Miyazaki reportedly selected Yonebayashi to direct "Arietty" for his animation skills. There are few of the flights of animated fancy, from the dazzling to the bizarre, that Miyazaki has made his trademark; instead, Yonebayashi and his team (with Miyazaki supervising) have created a world that is both gorgeously detailed and thrillingly realized from the perspective of its miniature protagonists.
As Arietty climbs vines to the roof, plunges on a thread from a kitchen table or performs other feats of derring-do, we have the heart-in-the-throat feeling of not only admiring her pluck, but being in her shoes. Would 3-D enhance this feeling? Possibly, but Yonebayashi and other Ghibli animators are past masters at creating the illusion of presence and depth without it.
The film threatens to devolve into the sappy, the preachy and the slapsticky at certain moments, but they are mercifully brief.

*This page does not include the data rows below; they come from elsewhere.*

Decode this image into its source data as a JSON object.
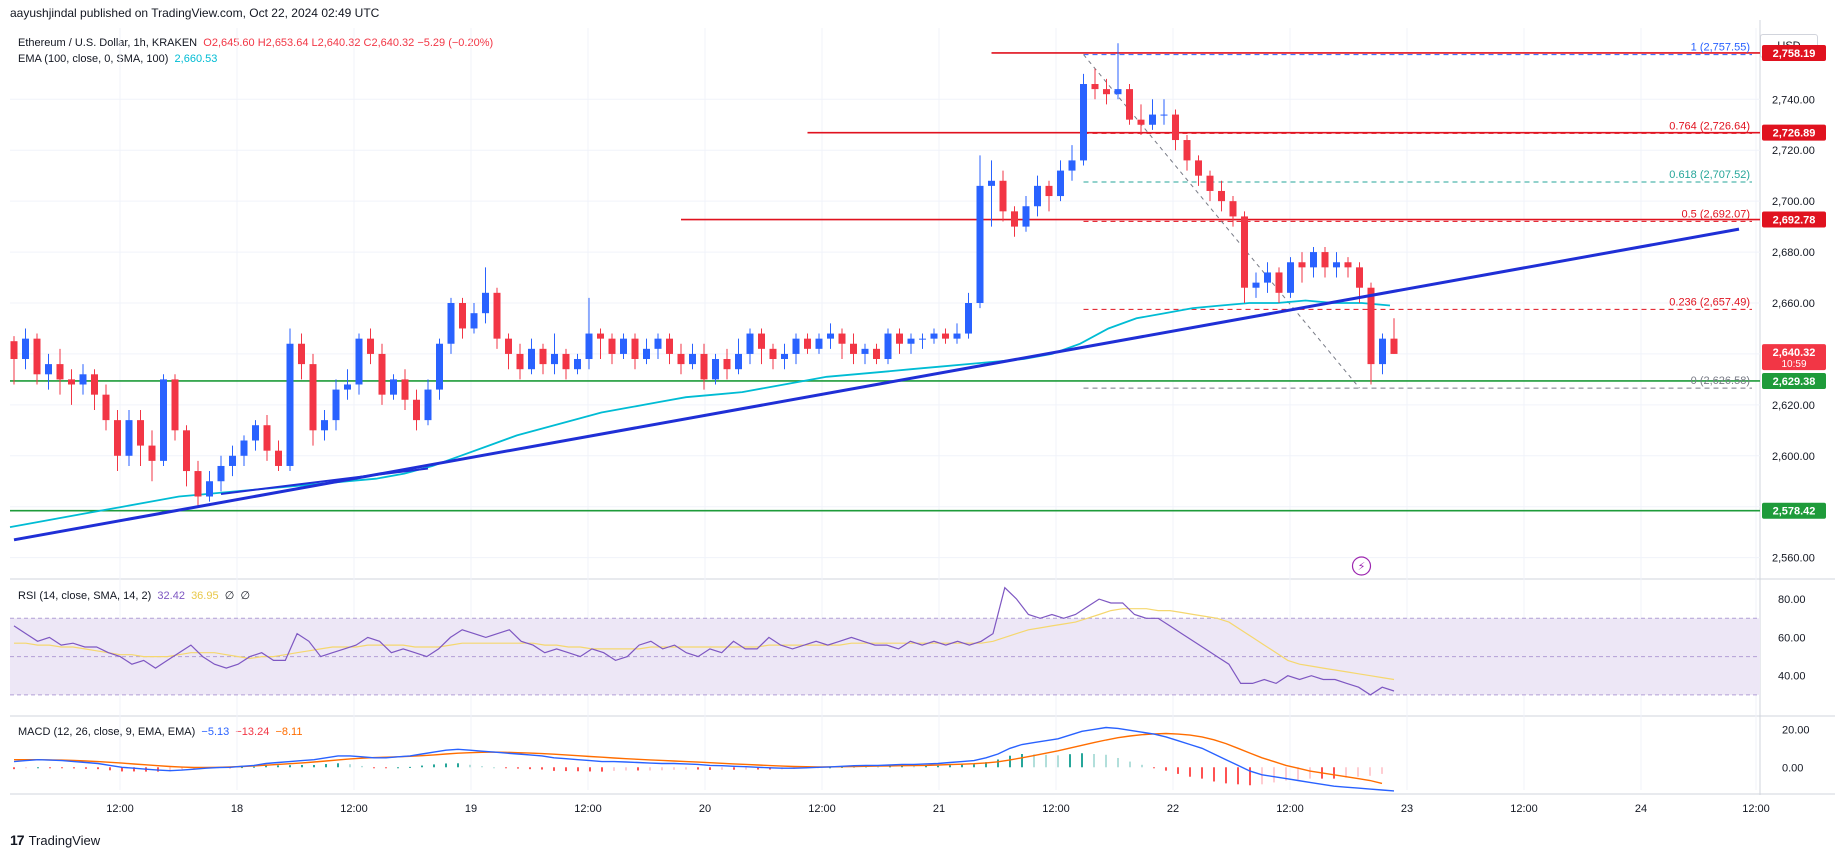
{
  "header": {
    "text": "aayushjindal published on TradingView.com, Oct 22, 2024 02:49 UTC"
  },
  "legend": {
    "symbol": "Ethereum / U.S. Dollar, 1h, KRAKEN",
    "ohlc": "O2,645.60 H2,653.64 L2,640.32 C2,640.32 −5.29 (−0.20%)",
    "ema_label": "EMA (100, close, 0, SMA, 100)",
    "ema_value": "2,660.53",
    "rsi_label": "RSI (14, close, SMA, 14, 2)",
    "rsi_value": "32.42",
    "rsi_sma": "36.95",
    "rsi_extra1": "∅",
    "rsi_extra2": "∅",
    "macd_label": "MACD (12, 26, close, 9, EMA, EMA)",
    "macd_value": "−5.13",
    "macd_signal": "−13.24",
    "macd_hist": "−8.11"
  },
  "currency_button": "USD",
  "brand": {
    "logo": "17",
    "name": "TradingView"
  },
  "colors": {
    "up": "#2962ff",
    "down": "#f23645",
    "ema": "#00bcd4",
    "trendline": "#1f2fd6",
    "resistance": "#e0121f",
    "support": "#1e9b3a",
    "rsi_band": "#ede7f6",
    "rsi_line": "#7e57c2",
    "rsi_sma": "#f5d76e",
    "macd": "#2962ff",
    "macd_signal": "#ff6d00"
  },
  "chart_data": {
    "type": "candlestick",
    "ylim": [
      2552,
      2768
    ],
    "x_ticks": [
      "12:00",
      "18",
      "12:00",
      "19",
      "12:00",
      "20",
      "12:00",
      "21",
      "12:00",
      "22",
      "12:00",
      "23",
      "12:00",
      "24",
      "12:00"
    ],
    "y_ticks": [
      "2,740.00",
      "2,720.00",
      "2,700.00",
      "2,680.00",
      "2,660.00",
      "2,640.00",
      "2,620.00",
      "2,600.00",
      "2,580.00",
      "2,560.00"
    ],
    "candles": [
      [
        2645,
        2638,
        2647,
        2628
      ],
      [
        2638,
        2646,
        2650,
        2634
      ],
      [
        2646,
        2632,
        2648,
        2628
      ],
      [
        2632,
        2636,
        2640,
        2626
      ],
      [
        2636,
        2630,
        2642,
        2624
      ],
      [
        2630,
        2628,
        2634,
        2620
      ],
      [
        2628,
        2632,
        2636,
        2624
      ],
      [
        2632,
        2624,
        2634,
        2618
      ],
      [
        2624,
        2614,
        2628,
        2610
      ],
      [
        2614,
        2600,
        2618,
        2594
      ],
      [
        2600,
        2614,
        2618,
        2596
      ],
      [
        2614,
        2604,
        2618,
        2596
      ],
      [
        2604,
        2598,
        2610,
        2590
      ],
      [
        2598,
        2630,
        2632,
        2596
      ],
      [
        2630,
        2610,
        2632,
        2606
      ],
      [
        2610,
        2594,
        2612,
        2588
      ],
      [
        2594,
        2584,
        2598,
        2580
      ],
      [
        2584,
        2590,
        2594,
        2582
      ],
      [
        2590,
        2596,
        2600,
        2586
      ],
      [
        2596,
        2600,
        2604,
        2592
      ],
      [
        2600,
        2606,
        2608,
        2596
      ],
      [
        2606,
        2612,
        2614,
        2602
      ],
      [
        2612,
        2602,
        2616,
        2598
      ],
      [
        2602,
        2596,
        2606,
        2594
      ],
      [
        2596,
        2644,
        2650,
        2594
      ],
      [
        2644,
        2636,
        2648,
        2630
      ],
      [
        2636,
        2610,
        2640,
        2604
      ],
      [
        2610,
        2614,
        2618,
        2606
      ],
      [
        2614,
        2626,
        2630,
        2610
      ],
      [
        2626,
        2628,
        2634,
        2622
      ],
      [
        2628,
        2646,
        2648,
        2624
      ],
      [
        2646,
        2640,
        2650,
        2636
      ],
      [
        2640,
        2624,
        2644,
        2620
      ],
      [
        2624,
        2630,
        2632,
        2622
      ],
      [
        2630,
        2622,
        2634,
        2618
      ],
      [
        2622,
        2614,
        2626,
        2610
      ],
      [
        2614,
        2626,
        2630,
        2612
      ],
      [
        2626,
        2644,
        2646,
        2622
      ],
      [
        2644,
        2660,
        2662,
        2640
      ],
      [
        2660,
        2650,
        2662,
        2646
      ],
      [
        2650,
        2656,
        2660,
        2648
      ],
      [
        2656,
        2664,
        2674,
        2652
      ],
      [
        2664,
        2646,
        2666,
        2642
      ],
      [
        2646,
        2640,
        2648,
        2634
      ],
      [
        2640,
        2634,
        2644,
        2630
      ],
      [
        2634,
        2642,
        2646,
        2632
      ],
      [
        2642,
        2636,
        2644,
        2632
      ],
      [
        2636,
        2640,
        2648,
        2632
      ],
      [
        2640,
        2634,
        2642,
        2630
      ],
      [
        2634,
        2638,
        2640,
        2632
      ],
      [
        2638,
        2648,
        2662,
        2634
      ],
      [
        2648,
        2646,
        2650,
        2638
      ],
      [
        2646,
        2640,
        2648,
        2636
      ],
      [
        2640,
        2646,
        2648,
        2638
      ],
      [
        2646,
        2638,
        2648,
        2634
      ],
      [
        2638,
        2642,
        2646,
        2636
      ],
      [
        2642,
        2646,
        2648,
        2638
      ],
      [
        2646,
        2640,
        2648,
        2636
      ],
      [
        2640,
        2636,
        2644,
        2632
      ],
      [
        2636,
        2640,
        2644,
        2634
      ],
      [
        2640,
        2630,
        2644,
        2626
      ],
      [
        2630,
        2638,
        2640,
        2628
      ],
      [
        2638,
        2634,
        2642,
        2630
      ],
      [
        2634,
        2640,
        2646,
        2632
      ],
      [
        2640,
        2648,
        2650,
        2636
      ],
      [
        2648,
        2642,
        2650,
        2636
      ],
      [
        2642,
        2638,
        2644,
        2634
      ],
      [
        2638,
        2640,
        2644,
        2634
      ],
      [
        2640,
        2646,
        2648,
        2636
      ],
      [
        2646,
        2642,
        2648,
        2640
      ],
      [
        2642,
        2646,
        2648,
        2640
      ],
      [
        2646,
        2648,
        2652,
        2642
      ],
      [
        2648,
        2644,
        2650,
        2638
      ],
      [
        2644,
        2640,
        2648,
        2636
      ],
      [
        2640,
        2642,
        2644,
        2636
      ],
      [
        2642,
        2638,
        2644,
        2636
      ],
      [
        2638,
        2648,
        2650,
        2636
      ],
      [
        2648,
        2644,
        2650,
        2640
      ],
      [
        2644,
        2646,
        2648,
        2640
      ],
      [
        2646,
        2646,
        2648,
        2642
      ],
      [
        2646,
        2648,
        2650,
        2644
      ],
      [
        2648,
        2646,
        2650,
        2644
      ],
      [
        2646,
        2648,
        2652,
        2644
      ],
      [
        2648,
        2660,
        2664,
        2646
      ],
      [
        2660,
        2706,
        2718,
        2658
      ],
      [
        2706,
        2708,
        2716,
        2690
      ],
      [
        2708,
        2696,
        2712,
        2692
      ],
      [
        2696,
        2690,
        2698,
        2686
      ],
      [
        2690,
        2698,
        2702,
        2688
      ],
      [
        2698,
        2706,
        2710,
        2694
      ],
      [
        2706,
        2702,
        2708,
        2696
      ],
      [
        2702,
        2712,
        2716,
        2700
      ],
      [
        2712,
        2716,
        2722,
        2708
      ],
      [
        2716,
        2746,
        2750,
        2714
      ],
      [
        2746,
        2744,
        2752,
        2740
      ],
      [
        2744,
        2742,
        2748,
        2738
      ],
      [
        2742,
        2744,
        2762,
        2740
      ],
      [
        2744,
        2732,
        2746,
        2730
      ],
      [
        2732,
        2730,
        2738,
        2726
      ],
      [
        2730,
        2734,
        2740,
        2728
      ],
      [
        2734,
        2734,
        2740,
        2730
      ],
      [
        2734,
        2724,
        2736,
        2720
      ],
      [
        2724,
        2716,
        2726,
        2712
      ],
      [
        2716,
        2710,
        2718,
        2706
      ],
      [
        2710,
        2704,
        2712,
        2700
      ],
      [
        2704,
        2700,
        2708,
        2696
      ],
      [
        2700,
        2694,
        2702,
        2690
      ],
      [
        2694,
        2666,
        2696,
        2660
      ],
      [
        2666,
        2668,
        2672,
        2662
      ],
      [
        2668,
        2672,
        2676,
        2664
      ],
      [
        2672,
        2664,
        2674,
        2660
      ],
      [
        2664,
        2676,
        2678,
        2662
      ],
      [
        2676,
        2674,
        2680,
        2668
      ],
      [
        2674,
        2680,
        2682,
        2670
      ],
      [
        2680,
        2674,
        2682,
        2670
      ],
      [
        2674,
        2676,
        2680,
        2670
      ],
      [
        2676,
        2674,
        2678,
        2670
      ],
      [
        2674,
        2666,
        2676,
        2660
      ],
      [
        2666,
        2636,
        2668,
        2628
      ],
      [
        2636,
        2646,
        2648,
        2632
      ],
      [
        2646,
        2640,
        2654,
        2640
      ]
    ],
    "ema_series": [
      2572,
      2574,
      2576,
      2578,
      2580,
      2582,
      2584,
      2585,
      2586,
      2587,
      2588,
      2589,
      2590,
      2591,
      2593,
      2596,
      2600,
      2604,
      2608,
      2611,
      2614,
      2617,
      2619,
      2621,
      2623,
      2624,
      2625,
      2627,
      2629,
      2631,
      2632,
      2633,
      2634,
      2635,
      2636,
      2637,
      2638,
      2640,
      2644,
      2650,
      2654,
      2656,
      2658,
      2659,
      2660,
      2660,
      2661,
      2660,
      2660,
      2659
    ],
    "trendline": {
      "x0": 0,
      "y0": 2567,
      "x1": 150,
      "y1": 2689
    },
    "ma_short": {
      "x0": 18,
      "y0": 2585,
      "x1": 36,
      "y1": 2595
    },
    "resistance_levels": [
      {
        "label": "2,758.19",
        "value": 2758.19,
        "start": 85
      },
      {
        "label": "2,726.89",
        "value": 2726.89,
        "start": 69
      },
      {
        "label": "2,692.78",
        "value": 2692.78,
        "start": 58
      }
    ],
    "support_levels": [
      {
        "label": "2,629.38",
        "value": 2629.38
      },
      {
        "label": "2,578.42",
        "value": 2578.42
      }
    ],
    "current_price": {
      "label": "2,640.32",
      "value": 2640.32,
      "countdown": "10:59"
    },
    "fib": [
      {
        "ratio": "1",
        "label": "1 (2,757.55)",
        "value": 2757.55,
        "color": "#2962ff"
      },
      {
        "ratio": "0.764",
        "label": "0.764 (2,726.64)",
        "value": 2726.64,
        "color": "#e0121f"
      },
      {
        "ratio": "0.618",
        "label": "0.618 (2,707.52)",
        "value": 2707.52,
        "color": "#26a69a"
      },
      {
        "ratio": "0.5",
        "label": "0.5 (2,692.07)",
        "value": 2692.07,
        "color": "#e0121f"
      },
      {
        "ratio": "0.236",
        "label": "0.236 (2,657.49)",
        "value": 2657.49,
        "color": "#e0121f"
      },
      {
        "ratio": "0",
        "label": "0 (2,626.58)",
        "value": 2626.58,
        "color": "#787b86"
      }
    ],
    "rsi": {
      "ylim": [
        20,
        90
      ],
      "band": [
        30,
        70
      ],
      "y_ticks": [
        "80.00",
        "60.00",
        "40.00"
      ],
      "values": [
        66,
        62,
        58,
        60,
        56,
        57,
        55,
        55,
        52,
        50,
        46,
        48,
        44,
        48,
        52,
        56,
        50,
        46,
        44,
        46,
        50,
        52,
        48,
        48,
        62,
        58,
        50,
        52,
        54,
        56,
        60,
        58,
        52,
        54,
        52,
        50,
        54,
        60,
        64,
        62,
        60,
        62,
        64,
        58,
        56,
        52,
        54,
        52,
        50,
        54,
        52,
        48,
        50,
        56,
        58,
        54,
        56,
        52,
        50,
        54,
        52,
        58,
        54,
        54,
        60,
        56,
        54,
        56,
        58,
        56,
        58,
        60,
        58,
        56,
        56,
        54,
        58,
        56,
        58,
        56,
        58,
        56,
        58,
        62,
        86,
        80,
        72,
        70,
        72,
        70,
        72,
        76,
        80,
        78,
        78,
        72,
        70,
        70,
        66,
        62,
        58,
        54,
        50,
        46,
        36,
        36,
        38,
        36,
        40,
        38,
        40,
        38,
        38,
        36,
        34,
        30,
        34,
        32
      ],
      "sma": [
        57,
        57,
        56,
        56,
        55,
        55,
        54,
        53,
        52,
        51,
        51,
        50,
        50,
        50,
        51,
        52,
        52,
        52,
        51,
        50,
        49,
        50,
        50,
        51,
        52,
        53,
        54,
        55,
        55,
        55,
        56,
        56,
        56,
        56,
        55,
        55,
        55,
        56,
        57,
        57,
        57,
        57,
        57,
        57,
        57,
        56,
        56,
        55,
        55,
        54,
        54,
        54,
        54,
        54,
        55,
        55,
        55,
        55,
        55,
        55,
        55,
        55,
        55,
        55,
        56,
        56,
        56,
        56,
        56,
        56,
        56,
        57,
        57,
        57,
        57,
        57,
        57,
        57,
        57,
        57,
        57,
        57,
        57,
        58,
        60,
        62,
        64,
        65,
        66,
        67,
        68,
        70,
        72,
        74,
        75,
        75,
        75,
        74,
        74,
        73,
        72,
        71,
        70,
        68,
        64,
        60,
        56,
        52,
        48,
        46,
        45,
        44,
        43,
        42,
        41,
        40,
        39,
        38
      ]
    },
    "macd": {
      "ylim": [
        -12,
        26
      ],
      "y_ticks": [
        "20.00",
        "0.00"
      ],
      "macd": [
        3,
        3.5,
        4,
        3.8,
        3.5,
        3,
        2.5,
        2,
        1,
        0,
        -0.5,
        -1,
        -1.5,
        -1.8,
        -1.5,
        -1,
        -0.5,
        -0.2,
        0,
        0.5,
        1,
        2,
        2.5,
        3,
        3.5,
        4,
        5,
        6,
        6,
        5.5,
        5,
        5,
        5.5,
        6,
        7,
        8,
        9,
        9.5,
        9,
        8.5,
        8,
        7.5,
        7,
        6.5,
        6,
        5,
        4.5,
        4,
        3.5,
        3,
        3,
        2.8,
        2.5,
        2.2,
        2,
        2,
        1.8,
        1.5,
        1,
        0.8,
        0.5,
        0.3,
        0,
        -0.3,
        -0.5,
        -0.5,
        -0.3,
        0,
        0.2,
        0.5,
        0.8,
        1,
        1,
        1.2,
        1.5,
        1.5,
        1.8,
        2,
        2.5,
        3,
        3.5,
        5,
        7,
        10,
        12,
        13,
        14,
        15,
        17,
        19,
        20,
        21,
        20.5,
        19.5,
        18.5,
        17.5,
        16,
        14,
        12,
        10,
        7,
        4,
        1,
        -2,
        -4,
        -5,
        -6,
        -7,
        -8,
        -9,
        -10,
        -10.5,
        -11,
        -11.5,
        -12,
        -12.5
      ],
      "signal": [
        4,
        4,
        4,
        3.9,
        3.8,
        3.6,
        3.3,
        3,
        2.6,
        2.2,
        1.7,
        1.3,
        0.8,
        0.4,
        0.1,
        -0.1,
        -0.1,
        0,
        0.2,
        0.4,
        0.7,
        1.1,
        1.5,
        1.9,
        2.3,
        2.8,
        3.3,
        3.9,
        4.4,
        4.8,
        5.1,
        5.3,
        5.5,
        5.8,
        6.1,
        6.5,
        7,
        7.4,
        7.7,
        7.9,
        8,
        7.9,
        7.7,
        7.5,
        7.2,
        6.9,
        6.5,
        6.1,
        5.7,
        5.3,
        4.9,
        4.5,
        4.2,
        3.9,
        3.6,
        3.3,
        3,
        2.7,
        2.4,
        2.1,
        1.8,
        1.5,
        1.2,
        0.9,
        0.6,
        0.4,
        0.3,
        0.2,
        0.2,
        0.3,
        0.4,
        0.5,
        0.6,
        0.7,
        0.8,
        0.9,
        1,
        1.2,
        1.4,
        1.6,
        1.9,
        2.3,
        2.9,
        3.9,
        5,
        6.2,
        7.4,
        8.7,
        10.1,
        11.6,
        13,
        14.4,
        15.6,
        16.5,
        17.2,
        17.6,
        17.8,
        17.5,
        17,
        16,
        14.5,
        12.5,
        10,
        7.5,
        5,
        3,
        1,
        -0.5,
        -2,
        -3,
        -4,
        -5,
        -6,
        -7,
        -8.5
      ],
      "hist_note": "hist = macd - signal"
    }
  }
}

There are also characters, such as the casually cruel Haru and the high-minded, mature-beyond-his-years Sho, who verge on annoying cliche, but they also have their virtues. Sho shows, in times of crisis, that he is no wuss, while bluntly telling Arietty that she and her kind will probably disappear. What chance do they have against the billions of humans with whom they uneasily share the planet? One answer arrives in the form of a tiny "wild boy" (Takuya Fujiwara) Pod encounters in the woods, who lives minus the comforts of civilization that Pod has so painstakingly assembled and constructed.
Will this become our answer as well? Like many other Ghibli films, "Arietty" comments on the devastation humans have wrought on the environment and speculates on the consequences.
More importantly for this Ghibli fan, however, the film gave me hope that when Miyazaki lays down his pencil for good, the studio will have at least one worthy successor. Sure, Yonebayashi is no Miyazaki but who is?